One of the people I met early into my release was Joe McDonnell who would go on to die on hunger strike. I hadn’t previously known Joe but arrived at his house, the morning after the inebriated night before, courtesy of being in the company of another republican who had some reason to visit, business to talk. Then to the Strand from where I wound my way to Ardoyne, in which I stayed the best part of a week sampling as many of the area’s famed pubs and clubs as I could.
For much of the time in Ardoyne, one of my drinking companions was Maurice Gilvary, whom I had known from years earlier through Ardoyne school friends. Isaac, as he was known, was later killed by the IRA who accused him of being an informer.

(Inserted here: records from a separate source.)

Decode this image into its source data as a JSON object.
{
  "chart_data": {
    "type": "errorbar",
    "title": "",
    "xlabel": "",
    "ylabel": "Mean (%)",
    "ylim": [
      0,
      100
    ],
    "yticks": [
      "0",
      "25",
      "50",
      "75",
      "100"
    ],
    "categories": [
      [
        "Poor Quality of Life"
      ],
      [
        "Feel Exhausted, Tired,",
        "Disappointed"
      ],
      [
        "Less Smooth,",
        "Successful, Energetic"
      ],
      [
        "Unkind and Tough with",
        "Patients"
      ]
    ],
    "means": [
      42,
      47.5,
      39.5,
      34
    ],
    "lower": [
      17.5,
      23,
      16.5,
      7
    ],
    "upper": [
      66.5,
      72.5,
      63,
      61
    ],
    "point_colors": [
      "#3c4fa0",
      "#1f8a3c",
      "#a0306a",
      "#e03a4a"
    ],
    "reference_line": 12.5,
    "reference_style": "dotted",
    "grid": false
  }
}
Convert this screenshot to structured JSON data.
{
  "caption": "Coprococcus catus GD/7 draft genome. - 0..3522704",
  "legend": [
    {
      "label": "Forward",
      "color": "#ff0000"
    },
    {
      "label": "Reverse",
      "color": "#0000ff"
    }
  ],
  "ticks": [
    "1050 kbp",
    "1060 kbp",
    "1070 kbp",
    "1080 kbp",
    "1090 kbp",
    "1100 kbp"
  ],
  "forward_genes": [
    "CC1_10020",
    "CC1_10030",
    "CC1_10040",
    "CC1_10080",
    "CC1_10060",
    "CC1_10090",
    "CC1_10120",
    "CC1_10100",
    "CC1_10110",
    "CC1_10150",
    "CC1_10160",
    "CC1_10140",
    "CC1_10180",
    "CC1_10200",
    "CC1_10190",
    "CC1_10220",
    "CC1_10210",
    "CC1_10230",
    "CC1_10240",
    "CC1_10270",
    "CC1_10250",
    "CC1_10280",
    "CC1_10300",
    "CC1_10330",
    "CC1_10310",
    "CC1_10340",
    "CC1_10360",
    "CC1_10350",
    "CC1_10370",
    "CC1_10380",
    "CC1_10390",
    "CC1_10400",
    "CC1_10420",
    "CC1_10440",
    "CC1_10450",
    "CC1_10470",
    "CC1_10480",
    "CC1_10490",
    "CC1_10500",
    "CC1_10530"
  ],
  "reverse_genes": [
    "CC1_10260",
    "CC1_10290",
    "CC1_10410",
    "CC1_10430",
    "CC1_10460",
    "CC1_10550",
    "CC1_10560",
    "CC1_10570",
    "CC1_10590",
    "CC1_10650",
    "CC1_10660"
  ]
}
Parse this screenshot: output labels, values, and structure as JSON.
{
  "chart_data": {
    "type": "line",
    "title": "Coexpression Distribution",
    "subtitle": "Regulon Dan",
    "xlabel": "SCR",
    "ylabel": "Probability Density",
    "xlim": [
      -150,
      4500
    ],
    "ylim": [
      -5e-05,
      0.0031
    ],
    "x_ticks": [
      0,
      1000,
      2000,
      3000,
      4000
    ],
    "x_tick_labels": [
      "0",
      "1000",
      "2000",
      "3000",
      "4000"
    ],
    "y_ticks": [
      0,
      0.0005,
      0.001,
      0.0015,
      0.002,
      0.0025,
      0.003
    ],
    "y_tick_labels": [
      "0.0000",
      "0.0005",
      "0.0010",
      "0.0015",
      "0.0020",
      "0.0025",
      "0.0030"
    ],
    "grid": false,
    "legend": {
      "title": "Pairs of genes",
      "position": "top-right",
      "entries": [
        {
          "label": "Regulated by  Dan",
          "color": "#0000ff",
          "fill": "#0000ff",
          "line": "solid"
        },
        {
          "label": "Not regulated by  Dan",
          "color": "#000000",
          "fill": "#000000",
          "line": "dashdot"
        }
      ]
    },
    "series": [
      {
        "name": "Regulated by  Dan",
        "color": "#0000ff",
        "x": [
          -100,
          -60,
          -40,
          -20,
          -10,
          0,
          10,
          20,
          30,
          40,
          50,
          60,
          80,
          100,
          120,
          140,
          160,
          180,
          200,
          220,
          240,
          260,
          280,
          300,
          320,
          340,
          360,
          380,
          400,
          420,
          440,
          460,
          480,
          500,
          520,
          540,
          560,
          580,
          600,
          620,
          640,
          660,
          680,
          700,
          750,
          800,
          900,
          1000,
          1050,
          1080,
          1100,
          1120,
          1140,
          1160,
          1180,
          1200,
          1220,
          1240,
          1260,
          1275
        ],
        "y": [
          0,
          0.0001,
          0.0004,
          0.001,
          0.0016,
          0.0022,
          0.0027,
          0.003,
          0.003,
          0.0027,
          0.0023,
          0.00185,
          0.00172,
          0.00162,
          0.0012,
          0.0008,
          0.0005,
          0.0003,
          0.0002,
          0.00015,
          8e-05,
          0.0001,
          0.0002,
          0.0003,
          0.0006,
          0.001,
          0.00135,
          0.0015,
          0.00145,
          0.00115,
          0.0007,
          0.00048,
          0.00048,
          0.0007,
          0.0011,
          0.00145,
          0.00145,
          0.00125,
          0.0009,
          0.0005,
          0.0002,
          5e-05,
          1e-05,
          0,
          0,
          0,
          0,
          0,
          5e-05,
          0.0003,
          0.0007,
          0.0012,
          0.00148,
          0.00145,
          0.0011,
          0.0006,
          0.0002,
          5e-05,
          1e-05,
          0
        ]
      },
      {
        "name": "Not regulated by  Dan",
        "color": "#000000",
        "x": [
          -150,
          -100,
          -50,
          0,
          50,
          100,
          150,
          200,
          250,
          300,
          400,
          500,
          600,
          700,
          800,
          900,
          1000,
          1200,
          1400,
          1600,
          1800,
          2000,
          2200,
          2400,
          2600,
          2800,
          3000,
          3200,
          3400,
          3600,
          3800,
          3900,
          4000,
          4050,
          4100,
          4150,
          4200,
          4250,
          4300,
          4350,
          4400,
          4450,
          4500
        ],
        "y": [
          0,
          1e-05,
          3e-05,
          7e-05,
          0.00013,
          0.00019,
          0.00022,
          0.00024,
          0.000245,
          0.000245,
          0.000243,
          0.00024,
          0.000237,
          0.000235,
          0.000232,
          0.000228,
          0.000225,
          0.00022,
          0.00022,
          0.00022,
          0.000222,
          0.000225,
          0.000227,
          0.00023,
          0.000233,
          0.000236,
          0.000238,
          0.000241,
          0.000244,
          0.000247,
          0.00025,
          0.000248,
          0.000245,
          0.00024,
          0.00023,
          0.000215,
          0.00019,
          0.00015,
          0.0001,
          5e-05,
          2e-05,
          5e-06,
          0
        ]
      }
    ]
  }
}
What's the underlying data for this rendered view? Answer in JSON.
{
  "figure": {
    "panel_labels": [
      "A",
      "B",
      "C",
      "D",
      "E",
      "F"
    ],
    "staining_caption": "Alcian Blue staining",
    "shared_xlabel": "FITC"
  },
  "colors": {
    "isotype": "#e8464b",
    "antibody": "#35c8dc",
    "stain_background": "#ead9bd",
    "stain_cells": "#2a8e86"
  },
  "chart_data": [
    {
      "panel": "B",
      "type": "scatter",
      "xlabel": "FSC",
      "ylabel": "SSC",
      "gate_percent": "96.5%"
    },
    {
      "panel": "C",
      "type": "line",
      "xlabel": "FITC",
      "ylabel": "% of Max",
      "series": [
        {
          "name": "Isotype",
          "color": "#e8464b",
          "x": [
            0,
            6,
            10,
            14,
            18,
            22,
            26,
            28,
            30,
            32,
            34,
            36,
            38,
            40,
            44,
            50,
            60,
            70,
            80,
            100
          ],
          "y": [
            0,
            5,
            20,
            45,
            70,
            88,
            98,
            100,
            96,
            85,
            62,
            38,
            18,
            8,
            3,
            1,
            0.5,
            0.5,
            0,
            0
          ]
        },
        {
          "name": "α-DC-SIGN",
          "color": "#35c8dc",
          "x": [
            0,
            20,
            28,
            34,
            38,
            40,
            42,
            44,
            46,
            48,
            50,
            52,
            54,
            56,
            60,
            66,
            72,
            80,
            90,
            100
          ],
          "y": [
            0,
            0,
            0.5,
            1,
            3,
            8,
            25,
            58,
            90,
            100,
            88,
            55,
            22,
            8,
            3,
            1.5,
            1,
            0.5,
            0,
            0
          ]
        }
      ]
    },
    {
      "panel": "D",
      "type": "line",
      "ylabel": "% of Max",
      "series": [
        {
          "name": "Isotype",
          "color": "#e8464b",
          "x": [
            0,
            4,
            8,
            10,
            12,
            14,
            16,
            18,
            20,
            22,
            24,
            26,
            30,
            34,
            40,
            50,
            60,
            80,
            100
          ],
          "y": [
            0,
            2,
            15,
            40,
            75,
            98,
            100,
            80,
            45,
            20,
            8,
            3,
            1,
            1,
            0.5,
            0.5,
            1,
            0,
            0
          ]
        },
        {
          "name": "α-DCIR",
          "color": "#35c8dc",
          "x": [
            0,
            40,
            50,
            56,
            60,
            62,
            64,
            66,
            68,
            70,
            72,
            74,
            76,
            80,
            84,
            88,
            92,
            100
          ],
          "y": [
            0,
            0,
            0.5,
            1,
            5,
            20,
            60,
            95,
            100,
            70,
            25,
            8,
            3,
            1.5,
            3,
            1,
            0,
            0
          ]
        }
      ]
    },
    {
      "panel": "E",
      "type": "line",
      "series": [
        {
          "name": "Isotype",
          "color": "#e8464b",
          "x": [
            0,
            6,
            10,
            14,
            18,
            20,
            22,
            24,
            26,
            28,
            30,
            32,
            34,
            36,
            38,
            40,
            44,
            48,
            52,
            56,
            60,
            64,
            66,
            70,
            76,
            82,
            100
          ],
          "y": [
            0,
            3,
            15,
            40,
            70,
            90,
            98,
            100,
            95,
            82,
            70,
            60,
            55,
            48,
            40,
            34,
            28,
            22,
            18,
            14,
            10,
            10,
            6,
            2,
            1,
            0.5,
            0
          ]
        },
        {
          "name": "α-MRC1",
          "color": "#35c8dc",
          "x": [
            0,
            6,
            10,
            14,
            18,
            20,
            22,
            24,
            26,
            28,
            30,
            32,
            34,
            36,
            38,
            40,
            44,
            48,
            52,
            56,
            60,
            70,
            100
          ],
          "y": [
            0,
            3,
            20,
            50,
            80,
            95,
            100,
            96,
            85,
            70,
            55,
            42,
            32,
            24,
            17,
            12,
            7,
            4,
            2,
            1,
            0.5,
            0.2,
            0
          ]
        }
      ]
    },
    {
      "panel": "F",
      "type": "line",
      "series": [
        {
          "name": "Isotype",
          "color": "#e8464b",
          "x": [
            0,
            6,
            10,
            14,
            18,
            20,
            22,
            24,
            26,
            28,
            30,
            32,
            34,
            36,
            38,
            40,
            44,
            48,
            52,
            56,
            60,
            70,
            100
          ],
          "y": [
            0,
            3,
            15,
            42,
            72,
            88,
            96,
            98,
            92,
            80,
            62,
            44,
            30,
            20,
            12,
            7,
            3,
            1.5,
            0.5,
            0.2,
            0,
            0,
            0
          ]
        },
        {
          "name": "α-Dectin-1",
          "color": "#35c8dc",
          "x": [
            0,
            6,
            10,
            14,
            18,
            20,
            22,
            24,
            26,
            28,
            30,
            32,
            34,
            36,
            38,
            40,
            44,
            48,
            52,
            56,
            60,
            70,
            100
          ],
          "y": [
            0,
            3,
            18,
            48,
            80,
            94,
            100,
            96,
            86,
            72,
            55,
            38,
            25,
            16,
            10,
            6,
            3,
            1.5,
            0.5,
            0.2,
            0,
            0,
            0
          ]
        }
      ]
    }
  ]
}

But like all volunteers executed by the IRA’s internal security department, the case for a posthumous pardon, might be in order. The security department that provided security of tenure for well-placed long haul informers is hardly the most credible of authorities in these matters.
The journey from the Strand to the New Lodge before heading to Ardoyne was in a taxi in the company of a female volunteer. At a checkpoint at Cromac Square we were waved through. Upon arrival in the New Lodge Road Truce Incident Centre, she pulled a number of items from beneath her clothing and planted them on the table in front of my nose. It was one of those FFS moments as I cast my mind back to a few minutes earlier and the checkpoint. The thought that I could have been back in jail within 24 hours of getting released from it was a sobering one. Not that it lasted long. Within hours I was again blocked after a night in the Star Club. When we later dated I don’t think our close encounter came up. We parted company after I was arrested and held for three days in Castlereagh, got out, went on the beer with the boys, leaving her none the wiser. Sure, it was the only way for an eighteen year old to live.
In the end, what freedom I experienced didn’t last very long. By February the following year I was back in the Crum, having had about four or five arrests in between which shortened the freedom spell even more. Less than four months without one boring moment, the dubious joys of prison life once more beckoned: the stultifying tedium, the debilitating ennui, the mind-numbing boredom of the blanket protest. And for much longer than the first time around.
My life wasted? No, just lived differently. The wasted lives were those that were lost.